Again, the aim of the result’s showcase is not to compare the performance of the implemented measures, but to present the library’s usability and features. Therefore, to segment a given image, , the user only needs to call the function provided by the utils module. This function takes as its parameters the image to be segmented, the measure to be calculated, the measure’s parameters (if needed) and if the measure provided is a distance measure or not.
In this study, we presented a novel Python library named fsmpy, for comparing the fuzzy sets of different types. The library provides the implementation of a number of different distances, the similarity and other types of measures, along with other useful tools required for their implementation and application. By following the implementation designs of other libraries, fmpy becomes fast, easy to use and easy to interconnect with other libraries, such as scikit-learn and NumPy.
Compared to other available toolkits and libraries, fsmpy implements a large number of different fuzzy measures. Moreover, it provides tools for their application in different classification problems and their interconnection with other libraries. It is the first library to present very simple functionalities for different applications (medical diagnosis, text classification and image segmentation). With the open-source paradigm, the library can be extended with additional measures, types of measures and types of FSs, as well as more datasets, classifiers and membership value calculation functions.
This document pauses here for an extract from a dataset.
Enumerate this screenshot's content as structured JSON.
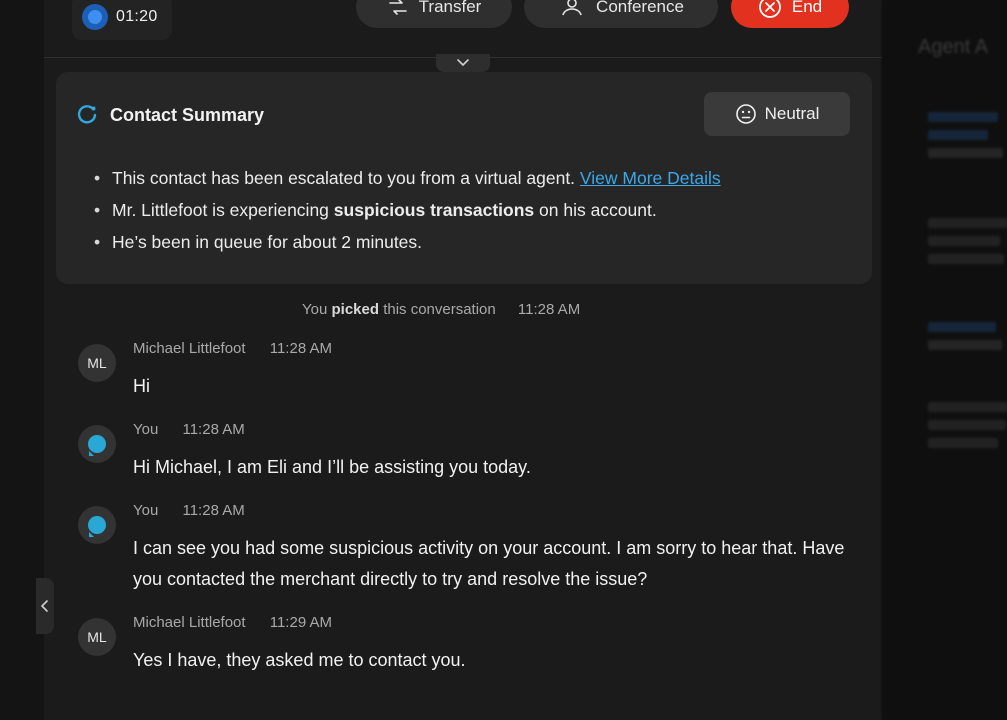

At this point, some of the library’s limitations should be discussed. Firstly, there are some tests for the validation of the correct implementation of a measure that fail. This is currently being addressed with a high priority, but can also be attributed to the typographic errors in the publication of the original measure. Similarly, the results obtained in the image segmentation application are not exactly the same as the ones presented in [16
]. Secondly, a very small number of types of fuzzy sets and miscellaneous functions are implemented, and only one evaluation dataset is provided (medical diagnosis). Lastly, when compared to the Fuzzycreator library (a very similar one), fsmpy currently lacks of any visualization functionalities and implements only one membership calculation function.
As for the future works, the aims focus on solving the aforementioned limitations, as well as the following aspects:
Implementation of additional measures (distance, similarity and other types), classifiers and membership value calculation functions.
Further study of the implemented measures and their tests.
Additional tools useful for the development of novel measures (such as the testing of theorems).
Extension of library application and utility functions.